酒楼热闹,俞浅浅和樊长玉也高兴。她领着樊长玉向众人介绍,说是她的干妹子,也是溢香楼最近卤肉卤料的供应商。
晚上几个人坐在雅间吃了顿火锅。

浅姐,好好吃哦!
这叫火锅,其他酒楼都没有,世上只有我这一家有。


浅姐厉害,我还想再吃。
坐在她对面的樊长玉刨完第三碗饭,桌上的菜盘子也干净得不能再干净了,还意犹未尽的放下碗筷。
你要是还想吃,等我到时候教你做火锅料。

今日我准备得不多,等明日你来了我肯定把你招待得心满意足。

俞浅浅拿团扇敲了下樊长玉的额角,暖烘烘的光线下侧脸含笑,仿佛一颗温润的玉。
待樊家姐妹走后,茯苓收拾一桌菜盘子,随口道。

掌柜的,方才有位公子,面容甚是陌生。他身后的随从低声吩咐时,隐约提及这位是外地来的贵人,身份显赫,气度不凡,怕是来历不小的官爷呢。
官?形形色色的官我见多了。


他坦言早闻溢香楼的美名,希望掌柜能包下他一整月的一日三餐,无论掌柜开出何等价钱,他都愿意照付。
哪里的冤大头公子哥,莫不是想讨好我?我一日要他三百两,他还能眼睛不眨的给吗。

俞浅浅觉出好笑来,这手段她来林安这么多年见多了。
暮色四合,大街小巷的灯笼都已亮了起来。
暖黄的灯光切出谢征侧脸的线条,他看着俞宝儿熟睡的童颜,那双墨色的凤眸里,神色愈发叫人瞧不清了。

真羡慕你有个不离不弃的娘。
他实在想不通为何做娘的会愿意狠下心舍掉自己的孩子。明明俞浅浅饱受争议也不愿放弃俞宝儿,为什么他娘会丢下小小的自己。
是因为他太贪嘴了,忽视了娘亲当初的悲痛,只顾着桂花糕吗。
谢征扫了一眼轩窗外皎洁生辉的月亮,淡去了眸底所有思绪。
言正,你吃晚饭没!


吃了。
谢征顺着声音的方向转了个弯,一转身差点与俞浅浅撞上。他生得高大,比俞浅浅高出半个头,淡薄的、携有未及时隐藏干净的艳羡的视线落在俞浅浅身上。

今日那对姐妹是谁?
他不知为何,会向她提出一个奇怪的问题。明明他并不在意,明明他也没有思考过这个问题。
是我认的妹妹。

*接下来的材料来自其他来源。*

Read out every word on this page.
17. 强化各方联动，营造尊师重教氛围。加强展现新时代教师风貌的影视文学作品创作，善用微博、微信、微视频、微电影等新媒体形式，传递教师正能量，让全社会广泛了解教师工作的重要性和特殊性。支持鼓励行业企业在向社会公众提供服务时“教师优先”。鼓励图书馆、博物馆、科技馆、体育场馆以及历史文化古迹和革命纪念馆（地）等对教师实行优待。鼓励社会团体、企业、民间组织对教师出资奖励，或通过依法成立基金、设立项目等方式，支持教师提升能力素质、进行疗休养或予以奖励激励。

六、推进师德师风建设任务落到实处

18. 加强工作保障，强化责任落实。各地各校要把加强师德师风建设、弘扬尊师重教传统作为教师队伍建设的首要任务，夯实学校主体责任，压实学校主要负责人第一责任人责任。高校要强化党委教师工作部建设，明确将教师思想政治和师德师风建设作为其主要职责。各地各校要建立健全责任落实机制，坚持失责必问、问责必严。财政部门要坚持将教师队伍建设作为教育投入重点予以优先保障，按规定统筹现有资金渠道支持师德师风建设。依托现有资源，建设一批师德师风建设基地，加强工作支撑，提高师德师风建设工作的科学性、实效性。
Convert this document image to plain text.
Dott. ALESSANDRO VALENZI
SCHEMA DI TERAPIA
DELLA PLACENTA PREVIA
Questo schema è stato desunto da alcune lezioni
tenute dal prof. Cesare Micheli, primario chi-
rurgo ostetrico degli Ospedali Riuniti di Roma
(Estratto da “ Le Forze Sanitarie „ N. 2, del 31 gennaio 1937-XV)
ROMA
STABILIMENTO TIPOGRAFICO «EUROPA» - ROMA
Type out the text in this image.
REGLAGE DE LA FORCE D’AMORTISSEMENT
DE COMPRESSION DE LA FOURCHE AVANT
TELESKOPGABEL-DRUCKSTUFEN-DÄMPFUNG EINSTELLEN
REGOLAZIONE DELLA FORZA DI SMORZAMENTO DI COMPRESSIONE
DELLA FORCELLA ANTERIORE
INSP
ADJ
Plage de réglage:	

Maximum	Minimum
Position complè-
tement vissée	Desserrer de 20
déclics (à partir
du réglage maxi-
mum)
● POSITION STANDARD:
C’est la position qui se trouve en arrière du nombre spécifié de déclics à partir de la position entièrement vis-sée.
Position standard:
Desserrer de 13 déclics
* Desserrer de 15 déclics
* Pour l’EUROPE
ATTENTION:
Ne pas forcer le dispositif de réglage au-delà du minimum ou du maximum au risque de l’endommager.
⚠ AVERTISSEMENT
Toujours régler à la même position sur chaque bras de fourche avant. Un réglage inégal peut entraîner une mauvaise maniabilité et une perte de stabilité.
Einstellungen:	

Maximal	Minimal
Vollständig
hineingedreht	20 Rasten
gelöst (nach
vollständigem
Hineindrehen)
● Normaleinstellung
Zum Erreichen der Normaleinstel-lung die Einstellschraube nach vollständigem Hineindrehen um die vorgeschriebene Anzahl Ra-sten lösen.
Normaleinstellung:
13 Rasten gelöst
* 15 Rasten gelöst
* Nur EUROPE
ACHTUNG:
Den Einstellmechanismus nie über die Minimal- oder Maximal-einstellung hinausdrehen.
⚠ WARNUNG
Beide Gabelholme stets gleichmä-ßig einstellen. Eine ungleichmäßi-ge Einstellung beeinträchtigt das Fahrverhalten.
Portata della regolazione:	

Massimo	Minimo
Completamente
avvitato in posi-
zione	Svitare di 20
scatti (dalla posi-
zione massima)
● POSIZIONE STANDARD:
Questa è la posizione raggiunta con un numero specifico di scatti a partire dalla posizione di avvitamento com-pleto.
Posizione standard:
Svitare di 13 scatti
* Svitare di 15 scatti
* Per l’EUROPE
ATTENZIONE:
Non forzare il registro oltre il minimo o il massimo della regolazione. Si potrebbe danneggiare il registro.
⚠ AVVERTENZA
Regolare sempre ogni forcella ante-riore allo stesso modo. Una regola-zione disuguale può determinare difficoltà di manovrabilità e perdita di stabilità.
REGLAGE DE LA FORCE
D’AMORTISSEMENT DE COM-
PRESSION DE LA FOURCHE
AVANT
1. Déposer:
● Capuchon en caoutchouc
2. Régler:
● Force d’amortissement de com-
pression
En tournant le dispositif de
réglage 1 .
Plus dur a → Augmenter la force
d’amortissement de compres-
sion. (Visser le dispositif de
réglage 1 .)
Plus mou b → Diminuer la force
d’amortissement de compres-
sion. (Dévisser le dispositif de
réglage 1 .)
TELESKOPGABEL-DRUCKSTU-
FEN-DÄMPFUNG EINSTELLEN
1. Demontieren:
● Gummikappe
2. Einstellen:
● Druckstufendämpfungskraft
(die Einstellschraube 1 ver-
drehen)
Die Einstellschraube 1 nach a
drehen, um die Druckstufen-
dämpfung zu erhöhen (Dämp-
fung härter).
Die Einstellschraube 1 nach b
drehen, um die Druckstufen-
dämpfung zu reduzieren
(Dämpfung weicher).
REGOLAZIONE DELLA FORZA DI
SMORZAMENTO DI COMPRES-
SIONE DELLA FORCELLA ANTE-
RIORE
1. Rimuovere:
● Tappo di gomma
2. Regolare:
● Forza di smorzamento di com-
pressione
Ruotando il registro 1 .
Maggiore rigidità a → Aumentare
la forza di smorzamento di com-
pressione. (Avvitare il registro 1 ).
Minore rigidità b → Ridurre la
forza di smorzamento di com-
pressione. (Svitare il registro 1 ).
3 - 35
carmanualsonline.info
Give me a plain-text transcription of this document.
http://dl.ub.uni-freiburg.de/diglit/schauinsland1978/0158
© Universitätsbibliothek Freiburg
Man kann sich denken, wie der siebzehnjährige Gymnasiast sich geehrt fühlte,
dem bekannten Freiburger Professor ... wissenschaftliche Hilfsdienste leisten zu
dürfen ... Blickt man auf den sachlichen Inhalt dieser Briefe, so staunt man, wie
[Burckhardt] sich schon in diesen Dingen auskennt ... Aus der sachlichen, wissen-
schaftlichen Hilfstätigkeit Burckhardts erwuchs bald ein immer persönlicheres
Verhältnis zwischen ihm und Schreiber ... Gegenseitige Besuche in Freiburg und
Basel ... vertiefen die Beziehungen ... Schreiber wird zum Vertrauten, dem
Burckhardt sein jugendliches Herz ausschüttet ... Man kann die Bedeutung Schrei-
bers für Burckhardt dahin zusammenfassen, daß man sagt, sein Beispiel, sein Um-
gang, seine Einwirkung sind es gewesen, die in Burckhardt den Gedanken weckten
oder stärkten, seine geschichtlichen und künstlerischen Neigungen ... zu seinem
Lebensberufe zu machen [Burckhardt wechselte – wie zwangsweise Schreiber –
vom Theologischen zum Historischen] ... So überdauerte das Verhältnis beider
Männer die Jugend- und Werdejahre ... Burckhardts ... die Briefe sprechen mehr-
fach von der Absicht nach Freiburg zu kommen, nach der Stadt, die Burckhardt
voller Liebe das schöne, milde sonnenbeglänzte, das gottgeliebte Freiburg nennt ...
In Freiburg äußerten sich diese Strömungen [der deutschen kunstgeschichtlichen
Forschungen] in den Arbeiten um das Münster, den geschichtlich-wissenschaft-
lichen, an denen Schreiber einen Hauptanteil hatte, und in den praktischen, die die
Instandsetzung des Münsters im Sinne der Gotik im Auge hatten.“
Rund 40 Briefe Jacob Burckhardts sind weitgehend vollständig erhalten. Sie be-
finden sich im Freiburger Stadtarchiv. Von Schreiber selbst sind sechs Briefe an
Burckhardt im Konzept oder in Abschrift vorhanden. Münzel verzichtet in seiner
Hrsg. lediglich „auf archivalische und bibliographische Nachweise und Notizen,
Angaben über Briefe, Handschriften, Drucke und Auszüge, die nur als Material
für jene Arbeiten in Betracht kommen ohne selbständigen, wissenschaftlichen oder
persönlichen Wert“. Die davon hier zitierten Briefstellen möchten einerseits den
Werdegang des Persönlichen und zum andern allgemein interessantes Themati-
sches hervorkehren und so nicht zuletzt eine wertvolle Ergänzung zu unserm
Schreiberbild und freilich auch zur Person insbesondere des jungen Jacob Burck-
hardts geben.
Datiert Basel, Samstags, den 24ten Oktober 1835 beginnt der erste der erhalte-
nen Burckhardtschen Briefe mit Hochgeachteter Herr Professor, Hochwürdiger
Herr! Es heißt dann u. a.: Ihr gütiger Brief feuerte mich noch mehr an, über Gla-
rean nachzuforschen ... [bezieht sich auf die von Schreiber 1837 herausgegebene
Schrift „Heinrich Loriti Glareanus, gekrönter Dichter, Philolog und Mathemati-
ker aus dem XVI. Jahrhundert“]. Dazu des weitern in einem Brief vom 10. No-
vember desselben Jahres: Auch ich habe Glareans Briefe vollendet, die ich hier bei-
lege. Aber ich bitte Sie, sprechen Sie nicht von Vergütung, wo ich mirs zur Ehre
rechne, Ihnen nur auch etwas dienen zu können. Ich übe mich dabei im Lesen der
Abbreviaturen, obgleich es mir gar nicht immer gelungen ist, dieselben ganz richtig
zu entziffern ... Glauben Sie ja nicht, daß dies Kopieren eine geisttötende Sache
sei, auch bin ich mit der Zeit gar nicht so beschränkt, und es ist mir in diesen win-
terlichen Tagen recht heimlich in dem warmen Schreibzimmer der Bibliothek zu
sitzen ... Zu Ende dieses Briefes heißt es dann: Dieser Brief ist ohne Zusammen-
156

她挺合我眼缘,我喜欢她性格,爽朗又善良。

谢征不置可否的点点头,大抵是底色相近的人都会相互吸引、相互欣赏。
你留下来过年吗?

谢征垂着眼睛,才意识到现在已临近过年。
伤好得差不多,但他仍未完全康复,现在也不是他离开的恰当时机。
想起被茯苓迎入门店的李怀安,谢征眸色一暗。

如果不方便,过年时我会找家客栈。
不、不,没有赶你的意思。

你要是和我们一起过年,我到时候就煮鸳鸯锅。